Mice have been created which show signs of Down's syndrome
The Medical Research Council hopes the step will help research into Down's and other chromosomal conditions.
They say it is a significant technical development, as it had previously been possible to place only fragments of chromosomes into mouse cells.
The UK research is published in the magazine Science.
A person with Down's has three copies of chromosome 21, instead of the normal two.
It belongs to a class of disorders known as aneuploidies in which individuals have the wrong number of chromosomes.
Aneuploidies occur in at least 5% of all pregnancies and are a significant cause of illness, death and miscarriage.
Less well known aneuploidies are Edward's syndrome, where there are three copies of chromosome 18 and Patau's syndrome, where an extra copy of chromosome 13 is present.
Both prove fatal in early childhood.
'A technical step forward'
The Down's research was led by Victor Tybulewicz at the National Institute for Medical Research and Professor Elizabeth Fisher from the Institute of Neurology at University College London.
They were able to add about 90% of the 250 genes on human chromosome 21 into the embryonic stem cells of mice.
They then used these cells to generate a strain of mice that carried the extra human chromosome.
These mice have been shown to have problems with memory, in brain function and in the formation of the heart, similar to those that can occur in people with Down's syndrome.
Professor Fisher said: "This is a technical step forward in stem cell technology. It opens up a lot of possibilities."

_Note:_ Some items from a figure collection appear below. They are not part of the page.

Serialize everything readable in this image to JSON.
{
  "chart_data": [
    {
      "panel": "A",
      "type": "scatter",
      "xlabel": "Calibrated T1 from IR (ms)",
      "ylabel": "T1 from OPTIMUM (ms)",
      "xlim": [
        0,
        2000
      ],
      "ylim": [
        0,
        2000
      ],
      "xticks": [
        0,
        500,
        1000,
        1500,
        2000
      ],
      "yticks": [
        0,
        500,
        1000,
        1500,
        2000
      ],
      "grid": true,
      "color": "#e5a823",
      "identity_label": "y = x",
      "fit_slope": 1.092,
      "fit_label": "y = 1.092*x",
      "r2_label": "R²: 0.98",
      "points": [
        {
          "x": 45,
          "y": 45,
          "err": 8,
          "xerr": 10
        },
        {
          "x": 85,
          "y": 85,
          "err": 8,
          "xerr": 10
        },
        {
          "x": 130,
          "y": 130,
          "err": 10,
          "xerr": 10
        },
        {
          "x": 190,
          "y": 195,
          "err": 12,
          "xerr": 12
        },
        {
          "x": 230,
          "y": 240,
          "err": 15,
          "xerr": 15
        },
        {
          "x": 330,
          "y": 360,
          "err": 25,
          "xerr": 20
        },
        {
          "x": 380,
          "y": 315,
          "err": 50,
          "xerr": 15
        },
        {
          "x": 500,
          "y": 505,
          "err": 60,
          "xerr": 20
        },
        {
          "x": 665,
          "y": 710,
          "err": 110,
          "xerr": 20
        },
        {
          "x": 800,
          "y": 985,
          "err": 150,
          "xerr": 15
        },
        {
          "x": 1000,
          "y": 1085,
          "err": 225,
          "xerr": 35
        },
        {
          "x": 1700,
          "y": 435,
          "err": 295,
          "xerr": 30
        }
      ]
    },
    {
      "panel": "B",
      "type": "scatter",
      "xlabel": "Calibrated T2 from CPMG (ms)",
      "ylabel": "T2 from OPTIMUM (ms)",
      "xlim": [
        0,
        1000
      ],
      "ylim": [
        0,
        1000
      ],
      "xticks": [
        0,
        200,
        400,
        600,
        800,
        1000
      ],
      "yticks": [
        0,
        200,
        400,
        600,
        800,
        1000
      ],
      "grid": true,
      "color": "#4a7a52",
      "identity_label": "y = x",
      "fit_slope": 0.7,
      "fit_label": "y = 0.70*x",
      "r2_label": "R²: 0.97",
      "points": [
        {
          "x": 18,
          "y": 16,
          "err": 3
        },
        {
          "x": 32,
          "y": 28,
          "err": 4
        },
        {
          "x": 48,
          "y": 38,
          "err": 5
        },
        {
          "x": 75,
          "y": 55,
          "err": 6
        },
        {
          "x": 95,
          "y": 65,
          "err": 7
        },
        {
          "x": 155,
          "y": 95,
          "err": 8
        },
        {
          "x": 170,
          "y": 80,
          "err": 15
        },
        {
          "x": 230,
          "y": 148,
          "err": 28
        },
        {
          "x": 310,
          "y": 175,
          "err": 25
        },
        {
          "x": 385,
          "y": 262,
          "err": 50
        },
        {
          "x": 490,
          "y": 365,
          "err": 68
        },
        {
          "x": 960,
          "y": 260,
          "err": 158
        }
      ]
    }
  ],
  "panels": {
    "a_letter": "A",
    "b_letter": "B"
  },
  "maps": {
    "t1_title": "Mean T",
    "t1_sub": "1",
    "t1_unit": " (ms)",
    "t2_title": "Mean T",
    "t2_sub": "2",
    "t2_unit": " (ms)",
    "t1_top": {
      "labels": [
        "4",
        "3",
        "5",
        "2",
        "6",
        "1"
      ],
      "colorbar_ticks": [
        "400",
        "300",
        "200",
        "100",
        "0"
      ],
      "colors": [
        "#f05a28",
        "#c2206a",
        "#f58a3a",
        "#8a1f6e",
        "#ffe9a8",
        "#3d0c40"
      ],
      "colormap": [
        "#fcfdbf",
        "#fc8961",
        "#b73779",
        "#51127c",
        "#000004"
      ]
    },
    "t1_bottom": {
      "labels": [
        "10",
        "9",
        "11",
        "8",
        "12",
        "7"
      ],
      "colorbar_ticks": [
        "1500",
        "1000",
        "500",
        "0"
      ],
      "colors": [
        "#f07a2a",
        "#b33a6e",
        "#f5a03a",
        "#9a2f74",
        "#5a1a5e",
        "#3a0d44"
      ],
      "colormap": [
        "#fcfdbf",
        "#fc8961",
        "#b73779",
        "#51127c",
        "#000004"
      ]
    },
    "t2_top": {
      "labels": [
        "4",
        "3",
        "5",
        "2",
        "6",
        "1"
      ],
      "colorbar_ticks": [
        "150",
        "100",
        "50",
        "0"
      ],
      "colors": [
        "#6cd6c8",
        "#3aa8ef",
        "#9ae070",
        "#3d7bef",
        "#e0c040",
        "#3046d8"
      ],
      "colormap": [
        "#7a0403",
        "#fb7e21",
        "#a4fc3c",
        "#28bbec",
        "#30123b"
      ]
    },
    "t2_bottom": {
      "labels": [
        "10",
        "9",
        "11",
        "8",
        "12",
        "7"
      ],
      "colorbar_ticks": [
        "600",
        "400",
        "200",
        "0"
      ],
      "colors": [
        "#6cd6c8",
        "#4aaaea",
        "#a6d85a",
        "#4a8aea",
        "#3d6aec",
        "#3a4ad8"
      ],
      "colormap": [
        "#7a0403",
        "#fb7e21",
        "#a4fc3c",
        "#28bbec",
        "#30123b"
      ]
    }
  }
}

She added: "We have created a rather good model for Down's.
"People with Down's syndrome have particular susceptibilities for some diseases like leukaemias and autoimmune disorders, which affect the rest of us as well.
"We believe this new technology will help us work out why this is, and what to do about it."
She added: "We also hope it will help unravel the picture of individual genes responsible for complex conditions, such as diabetes, and to create artificial chromosomes for gene therapy."
'Not a cure'
Professor Karen Steel, of the Wellcome Trust Sanger Institute, said: "In previous mouse models of Down's syndrome, in which extra copies of single genes or relatively small regions of human chromosome 21 have been added, the mice show only part of the spectrum of effects seen in the human.
"The new mouse model carries almost the complete human chromosome 21 and shows a wide range of features, suggesting that the chromosome as a whole may contribute to the syndrome rather than just a handful of the genes it carries.
"The authors rightly caution that we are also introducing human genes and human proteins into the mouse, and so might see additional effects, but this study shows a promising method to help in work to understand and, ultimately, improve our treatment of such complex diseases."
Gerry Coghlan, a consultant cardiologist, and chair of Uxbridge Downs Society (his 10-year-old son Eion has Down's), said: "If you've got a mouse model of Down's, you can take individual genes out and see what happens over a period of time.
"That way, we can find out which genes are responsible for the heart defects, the brain defects, the problems with the thyroid and the tendency toward leukaemia.
"We can then begin to understand what the underlying problems in the cells that lead to these conditions are, and whether or not we can treat them."
The Down's Syndrome Association said the research appeared to be a significant breakthrough.
But a spokesman cautioned: "It must be recognised that this research does not herald a 'cure' or a 'treatment' for Down's syndrome."